Não vale a pena perguntarem à generalidade dos economistas académicos de quem se trata: não saberão quem foi ou o que escreveu este economista que estudou e ensinou nas universidades de Yale, MIT e Columbia, trabalhou na influente RAND Corporation, foi conselheiro económico da Administração Kennedy, e esteve no centro de uma miríade iniciativas académicas de referência ao longo das últimas décadas. 

Entre muitos outros trabalhos, o livro “An Evolutionary Theory of Economic Change”, que publicou em 1982 em co-autoria com Sidney Winter, é uma referência indispensável para as abordagens evolucionistas e pós-schumpeterianas, e para todos aqueles que levam a sério a noção de que as economias são acima de tudo caracterizadas pela transformação permanente – e não por uma ideia abstracta de equilíbrio. 

Richard Nelson faleceu há dias (a 28 de Janeiro) com 94 anos. Deixa-nos um trabalho académico notável e as memórias de um ser humano generoso, afável e brilhante, como há poucos.

terça-feira, 4 de fevereiro de 2025

Oligarquia


Gabriel Zucman atualizou a sua estimativa da riqueza dos EUA detida pelos 19 norte-americanos mais ricos: 3,1 biliões de dólares (milhão de milhão), em 2024. 

A evolução percentual é toda uma história da redistribuição de baixo para cima operada pelo neoliberalismo: enfraquecimento dos sindicatos, redução da progressividade fiscal, favorecimento da globalização, com as maiores possibilidades de arbitragem laboral e fiscal associadas, etc. 

Se no seu discurso de despedida Eisenhower denunciou o complexo militar-industrial para o qual tinha contribuído, Biden denunciou a oligarquia que reforçou.

segunda-feira, 3 de fevereiro de 2025

Tendências desglobalizadoras


Se o comércio dito livre é o protecionismo dos países que se sentem relativamente fortes, o protecionismo é geralmente o comércio libertado pelos que se sentem relativamente fracos. 

As fortes tendências protecionistas que vêm dos EUA confirmam que este país sempre geriu as suas relações comerciais, e as outras, em função de avaliações naturalmente políticas de força e de fraqueza económicas. 

Creio que isto encerra uma lição para os que, incluindo na social-democracia esvaziada, diziam que a globalização seria tão natural como as estações.
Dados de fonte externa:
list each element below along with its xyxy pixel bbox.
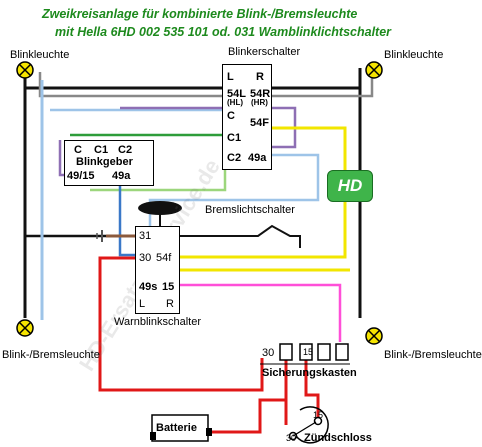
lamp-top-right-label: Blinkleuchte bbox=[384, 49, 444, 61]
bs-L: L bbox=[227, 71, 234, 83]
ignition-lock-icon bbox=[288, 406, 329, 444]
sk-30: 30 bbox=[262, 347, 275, 359]
wire-green-2 bbox=[90, 170, 227, 192]
wb-30: 30 bbox=[139, 252, 152, 264]
bs-54R: 54R bbox=[250, 88, 271, 100]
wb-31: 31 bbox=[139, 230, 152, 242]
battery-icon bbox=[150, 414, 212, 442]
wb-49s: 49s bbox=[139, 281, 158, 293]
bs-C2: C2 bbox=[227, 152, 242, 164]
lamp-top-left-label: Blinkleuchte bbox=[10, 49, 70, 61]
bs-R: R bbox=[256, 71, 264, 83]
wb-54f: 54f bbox=[156, 252, 172, 264]
fuse-icons bbox=[260, 343, 350, 365]
bremslichtschalter-label: Bremslichtschalter bbox=[205, 204, 295, 216]
lamp-bottom-left-label: Blink-/Bremsleuchte bbox=[2, 349, 100, 361]
bs-HL: (HL) bbox=[227, 98, 243, 107]
bg-name: Blinkgeber bbox=[76, 156, 133, 168]
title-line-2: mit Hella 6HD 002 535 101 od. 031 Wambli… bbox=[55, 25, 392, 39]
bg-C2: C2 bbox=[118, 144, 133, 156]
lamp-bottom-left-icon bbox=[16, 319, 34, 337]
lamp-top-right-icon bbox=[365, 61, 383, 79]
sicherungskasten-title: Sicherungskasten bbox=[262, 367, 357, 379]
zuendschloss-title: Zündschloss bbox=[304, 432, 372, 444]
wb-R: R bbox=[166, 298, 174, 310]
bg-C: C bbox=[74, 144, 82, 156]
lamp-bottom-right-icon bbox=[365, 327, 383, 345]
warnblinkschalter-title: Warnblinkschalter bbox=[114, 316, 202, 328]
bs-C: C bbox=[227, 110, 235, 122]
zs-15: 15 bbox=[313, 410, 324, 420]
batterie-label: Batterie bbox=[156, 422, 197, 434]
lamp-bottom-right-label: Blink-/Bremsleuchte bbox=[384, 349, 482, 361]
sk-15: 15 bbox=[303, 347, 314, 357]
wire-gray-top-right bbox=[270, 72, 374, 98]
wire-red-1 bbox=[98, 256, 264, 392]
wire-blue bbox=[118, 184, 135, 257]
blinkerschalter-box bbox=[222, 64, 272, 170]
zs-30: 30 bbox=[286, 433, 297, 443]
bs-54F: 54F bbox=[250, 117, 269, 129]
bg-49a: 49a bbox=[112, 170, 131, 182]
bs-49a: 49a bbox=[248, 152, 267, 164]
lamp-top-left-icon bbox=[16, 61, 34, 79]
bg-4915: 49/15 bbox=[67, 170, 95, 182]
wb-15: 15 bbox=[162, 281, 175, 293]
bs-HR: (HR) bbox=[251, 98, 268, 107]
wb-L: L bbox=[139, 298, 146, 310]
title-line-1: Zweikreisanlage für kombinierte Blink-/B… bbox=[42, 7, 358, 21]
wire-black-top bbox=[23, 68, 362, 90]
wire-pink bbox=[178, 283, 342, 342]
wire-red-2 bbox=[210, 358, 288, 434]
blinkgeber-box bbox=[64, 140, 154, 186]
bs-C1: C1 bbox=[227, 132, 242, 144]
brake-pedal-pad bbox=[138, 201, 182, 215]
bs-54L: 54L bbox=[227, 88, 246, 100]
blinkerschalter-title: Blinkerschalter bbox=[228, 46, 301, 58]
hd-logo: HD bbox=[327, 170, 373, 202]
warnblinkschalter-box bbox=[135, 226, 180, 314]
wire-gray-top-left bbox=[38, 72, 225, 98]
wire-brake bbox=[178, 224, 301, 248]
bg-C1: C1 bbox=[94, 144, 109, 156]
Nada é natural na globalização ou na desglobalização.

A União Europeia, cada vez mais enfeudada aos EUA e há muito liderada por uma economia alemã que sempre fez dos superávites comerciais modo de vida, foi construída com base em hipóteses precárias sobre a necessidade de tornar a fronteira política cada dia mais irrelevante do ponto de vista económico. Estas hipóteses não servem a democracia, alimentando a extrema-direita.